Theoretical study on the mechanism of C2Cl3 + NO2 reaction

Abstract

The radical-molecule reaction of C2Cl3 with NO2 is explored at the B3LYP/6-311G(d,p) and CCSD(T)/6-311+G(d,p) (single-point) levels. On the singlet potential energy surface (PES), the association between C2Cl3 and NO2 is found to be carbon-to-nitrogen attack forming the adduct C2Cl3NO2 (1) without any encounter barrier, followed by isomerization to C2Cl3ONO (2). Starting from 2, the most feasible pathway is the N–O1 bond cleavage which lead to P 1 (C2Cl3O + NO). Much less competitively, 2 transforms to the three-membered ring isomer c-OCCl2C–ClNO (4 a ) which can easily interconvert to c-OCCl2C–ClNO 4 b . Then 4 (4 a , 4 b ) takes direct C1–C2 and C2–O1 bonds cleavage to give P 2 (COCl2 + ClCNO). The lesser competitive channel is the 4 a isomerizes to the four-membered ring intermediate O-c-CNClOCCl2 (5) followed by dissociation to P3 (CO + ClNOCCl2). The concerted 1,2-Cl shift along with C1–O1 bond rupture of 4 b to form ONC(O)CCl3 (6) followed by dissociation to P 4 (ClNO + OCCCl2) is even much less feasible.
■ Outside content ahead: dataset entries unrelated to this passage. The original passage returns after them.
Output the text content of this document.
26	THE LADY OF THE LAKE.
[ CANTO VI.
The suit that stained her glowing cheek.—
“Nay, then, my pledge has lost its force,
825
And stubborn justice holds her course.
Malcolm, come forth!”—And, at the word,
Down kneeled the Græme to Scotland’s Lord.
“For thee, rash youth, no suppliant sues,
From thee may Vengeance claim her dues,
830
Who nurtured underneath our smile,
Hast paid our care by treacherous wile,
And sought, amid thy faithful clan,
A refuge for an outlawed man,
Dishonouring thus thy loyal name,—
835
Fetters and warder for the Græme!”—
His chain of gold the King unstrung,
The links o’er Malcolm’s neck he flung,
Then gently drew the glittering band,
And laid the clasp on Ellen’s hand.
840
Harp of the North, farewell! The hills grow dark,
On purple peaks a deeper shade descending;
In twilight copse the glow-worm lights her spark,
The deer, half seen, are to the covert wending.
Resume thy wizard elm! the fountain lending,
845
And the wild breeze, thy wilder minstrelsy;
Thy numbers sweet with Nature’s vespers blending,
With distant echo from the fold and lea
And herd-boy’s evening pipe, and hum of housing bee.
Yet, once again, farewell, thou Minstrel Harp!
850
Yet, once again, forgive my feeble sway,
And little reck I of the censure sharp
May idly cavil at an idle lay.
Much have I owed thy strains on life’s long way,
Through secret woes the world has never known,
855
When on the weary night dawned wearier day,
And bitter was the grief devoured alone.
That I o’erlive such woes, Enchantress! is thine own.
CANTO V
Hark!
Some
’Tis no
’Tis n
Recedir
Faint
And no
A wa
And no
Moreover, some of P 3 and P 4 can further dissociate to P 5 (ClNO + CO + CCl2). Compared with the singlet pathways, the triplet pathways may have less contribution to the title reaction. Our results are in marked difference from previous theoretical studies which showed that two initial adducts C2Cl3–NO2 and C2Cl3–ONO are obtained. Moreover, in the present paper we focus our main attentions on the cyclic isomers in view of only the chain-like isomers are considered by previous studies. The present study may be helpful for understanding the halogenated vinyl chemistry.